The turbulent kinetic energy transport equation, \(k\), [[41], Eq. 3]:
\[ \partial_t k + u_i \partial_{x_i} k = P - \epsilon + \partial_{x_j} \left\{ \left( \nu + \frac{\nu_t}{\sigma_k} \right) \partial_{x_j} k \right\} \]
where
\(k \) | = | Turbulent kinetic energy [ \(\text{m}^2 \text{s}^{-3}\)] |
\(P \) | = | Turbulent kinetic energy production rate [ \(\text{m}^2 \text{s}^{-3}\)] |
\(\epsilon \) | = | Turbulent kinetic energy dissipation rate [ \(\text{m}^2 \text{s}^{-3}\)] |
\(\nu \) | = | Kinematic viscosity of fluid [ \(\text{m}^2 \text{s}^{-1}\)] |
\(\nu_t \) | = | Turbulent viscosity [ \(\text{m}^2 \text{s}^{-1}\)] |
\(\sigma_k \) | = | Turbulent Prandtl number for \(k\) [-] |
The turbulent kinetic energy dissipation rate transport equation, \(\epsilon\), [[41], Eq. 4]:
\[ \partial_t \epsilon + u_i \partial_{x_i} \epsilon = \frac{C_{\epsilon_1} P}{T} - \frac{C_{\epsilon_2} \epsilon}{T} + \partial_{x_j} \left\{ \left( \nu + \frac{\nu_t}{\sigma_\epsilon} \right) \partial_{x_j} \epsilon \right\} \]
where
\(T \) | = | Modelled turbulent time scale [ \(s\)] |
\(C_{\epsilon_*} \) | = | Empirical model constants [-] |
\(\sigma_\epsilon \) | = | Turbulent Prandtl number for \(\epsilon\) [-] |
The normalised wall-normal fluctuating velocity scale transport equation, \(\phi\), [[41], Eq. 17]:
\[ \partial_t \phi + u_i \partial_{x_i} \phi = f - P \frac{\phi}{k} + \frac{2 \nu_t}{k \sigma_k} \partial_{x_j} \phi \partial_{x_j} k + \partial_{x_j} \left\{ \left( \frac{\nu_t}{\sigma_k} \right) \partial_{x_j} \phi \right\} \]
where
\(f \) | = | Elliptic relaxation factor [ \(s^{-1}\)] |
\(\phi \) | = | Normalised wall-normal fluctuating velocity scale [-] |
\(\sigma_\phi \) | = | Turbulent Prandtl number for \(\phi\) [-] |
The elliptic relaxation factor equation, \(f\), [[41], Eq. 18]:
\[ L^2 \partial^2_{x_j} f - f = \frac{1}{T} (C_1 - 1) \left[ \phi - \frac{2}{3} \right] - C_2 \frac{P}{k} - 2 \frac{\nu }{k} \partial_{x_j} \phi \partial_{x_j} k - \nu \partial^2_{x_j} \phi \]
where
\(L \) | = | Modelled turbulent length scale [ \(m\)] |
\(C_{f_*} \) | = | Empirical model constants [-] |
The turbulent time scale equation, \(T\), [[41], Eq. 7]:
\[ T = \max \left[ \frac{k}{\epsilon}, 6.0 \sqrt{\frac{\nu}{\epsilon}} \right] \]
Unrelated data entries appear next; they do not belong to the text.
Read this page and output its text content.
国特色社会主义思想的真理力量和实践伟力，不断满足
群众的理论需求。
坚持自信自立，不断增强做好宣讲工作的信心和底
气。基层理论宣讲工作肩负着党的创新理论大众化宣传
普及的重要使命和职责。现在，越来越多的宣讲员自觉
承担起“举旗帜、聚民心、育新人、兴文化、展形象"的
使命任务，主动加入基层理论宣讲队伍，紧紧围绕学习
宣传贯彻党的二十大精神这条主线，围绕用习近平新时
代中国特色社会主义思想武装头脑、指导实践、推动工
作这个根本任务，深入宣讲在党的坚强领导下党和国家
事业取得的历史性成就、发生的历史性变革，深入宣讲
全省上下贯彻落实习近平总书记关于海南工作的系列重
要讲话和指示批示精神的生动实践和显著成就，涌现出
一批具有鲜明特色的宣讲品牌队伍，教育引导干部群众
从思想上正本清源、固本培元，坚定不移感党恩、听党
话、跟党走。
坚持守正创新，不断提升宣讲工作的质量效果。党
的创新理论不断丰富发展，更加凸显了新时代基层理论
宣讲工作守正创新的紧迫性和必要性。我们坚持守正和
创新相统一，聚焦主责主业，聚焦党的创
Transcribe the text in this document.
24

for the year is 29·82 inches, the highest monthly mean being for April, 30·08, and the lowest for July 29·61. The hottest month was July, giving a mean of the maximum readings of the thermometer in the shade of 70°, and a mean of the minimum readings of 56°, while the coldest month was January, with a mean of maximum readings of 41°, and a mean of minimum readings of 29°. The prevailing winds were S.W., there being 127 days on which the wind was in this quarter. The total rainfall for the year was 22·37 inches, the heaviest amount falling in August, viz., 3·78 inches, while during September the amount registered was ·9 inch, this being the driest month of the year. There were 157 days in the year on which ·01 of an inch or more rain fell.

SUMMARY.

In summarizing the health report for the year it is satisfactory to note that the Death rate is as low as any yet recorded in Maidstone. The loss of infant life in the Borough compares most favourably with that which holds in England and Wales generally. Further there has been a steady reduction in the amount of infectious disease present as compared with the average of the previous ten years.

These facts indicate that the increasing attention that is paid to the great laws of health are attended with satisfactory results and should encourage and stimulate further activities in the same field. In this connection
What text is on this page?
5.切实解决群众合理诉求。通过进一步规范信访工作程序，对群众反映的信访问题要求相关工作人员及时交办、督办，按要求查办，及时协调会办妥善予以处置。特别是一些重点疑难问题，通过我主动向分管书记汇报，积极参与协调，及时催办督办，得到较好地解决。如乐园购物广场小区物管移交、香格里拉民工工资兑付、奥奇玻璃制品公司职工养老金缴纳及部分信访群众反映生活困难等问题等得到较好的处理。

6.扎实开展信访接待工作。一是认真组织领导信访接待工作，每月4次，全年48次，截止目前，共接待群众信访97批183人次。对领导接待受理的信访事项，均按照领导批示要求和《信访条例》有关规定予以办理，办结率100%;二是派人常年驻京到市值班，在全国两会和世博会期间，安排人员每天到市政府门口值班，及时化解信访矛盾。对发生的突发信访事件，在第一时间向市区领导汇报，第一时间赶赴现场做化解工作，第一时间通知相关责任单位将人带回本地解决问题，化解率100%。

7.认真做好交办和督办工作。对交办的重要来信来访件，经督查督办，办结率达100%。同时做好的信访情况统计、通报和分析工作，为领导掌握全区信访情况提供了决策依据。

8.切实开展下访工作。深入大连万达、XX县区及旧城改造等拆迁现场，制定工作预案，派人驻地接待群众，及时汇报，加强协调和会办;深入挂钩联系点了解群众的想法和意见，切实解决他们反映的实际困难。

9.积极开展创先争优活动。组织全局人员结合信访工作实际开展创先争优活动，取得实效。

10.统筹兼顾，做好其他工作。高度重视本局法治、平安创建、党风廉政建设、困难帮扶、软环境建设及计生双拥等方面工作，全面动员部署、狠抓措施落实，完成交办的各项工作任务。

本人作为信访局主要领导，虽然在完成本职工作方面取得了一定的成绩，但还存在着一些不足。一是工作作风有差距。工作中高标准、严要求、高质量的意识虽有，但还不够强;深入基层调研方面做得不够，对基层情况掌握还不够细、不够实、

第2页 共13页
The turbulent length scale equation, \(L\), [[41], Eq. 7]:
\[ L = C_L \max \left[ \frac{k^{1.5}}{\epsilon}, C_\eta \left( \frac{\nu^3}{\epsilon} \right)^{0.25} \right] \]
where
\(C_L \) | = | Empirical model constant [-] |
\(C_\eta \) | = | Empirical model constant [-] |
The turbulent viscosity equation, \(\nu_t\), [[41], p. 173]:
\[ \nu_t = C_\mu \phi k T \]
where
\(C_{\mu} \) | = | Model coefficient for the turbulent viscosity [-] |
\(\nu_t \) | = | Turbulent viscosity [ \(\text{m}^2 \text{s}^{-1}\)] |
The main differences between the implemented and original governing equations are as follows:
nu
into DphitEff
even though it is not present in [[41], Eq. 17] (This change has provided higher level of resemblance to benchmarks for the tests considered, particularly for the peak skin friction, yet pressure-related predictions were unaffected. Users can switch off nu
in DphitEff
by using includeNu
entry in kEpsilonPhitFCoeffs
as shown below in order to follow the reference paper thereat. includeNu
is left true
by default.)The implementation of the \(\epsilon\) transport equation:
\[ \ddt{\alpha \rho \epsilon} + \div \left(\alpha \rho \u \epsilon \right) - \laplacian \left(\alpha \rho D_\epsilon \epsilon \right) = \alpha \rho C_{\epsilon_1} \frac{G}{T} - \left( \left\{ \frac{2}{3} C_{\epsilon_1} \right\} \left\{ \alpha \rho \div \u \right\} \epsilon \right) - \left( \alpha \rho \frac{C_{\epsilon_2}}{T} \epsilon \right) + S_{\text{fvOptions}} \]
where
\(\alpha \) | = | Phase fraction of the given phase [-] |
\(\rho \) | = | Density of the fluid [ \( \text{kg} m^{-3} \)] |
\(S_{\text{fvOptions}} \) | = | Source terms introduced by fvOptions dictionary |
The implementation of the \(k\) transport equation:
\[ \ddt{ \alpha \rho k } + \div \left( \alpha \rho \u k \right) - \laplacian \left( \alpha \rho D_k k \right) = \alpha \rho G - \left( \left[ \frac{2}{3} \alpha \rho \div \u k \right] \right) - \left( \frac{\alpha \rho}{T} k \right) + S_{\text{fvOptions}} \]
where
\(G \) | = | Anisotropic contribution part of the turbulent kinetic energy production rate, i.e. \( P = G - 2/3 k \div \u \) |
The implementation of the \(f\) elliptic relaxation equation:
\[ - \laplacian f = - \left( \frac{1}{L^2} f \right) - \left( (C_{f_1} - 1) \frac{\phi - \frac{2}{3}}{T} - \frac{C_{f_2} G}{k} + C_{f_2} \frac{2}{3} \div \u - \frac{2 \nu (\nabla \phi \cdot \nabla k )}{k} - \nu \laplacian \phi \right)\frac{1}{L^2} \]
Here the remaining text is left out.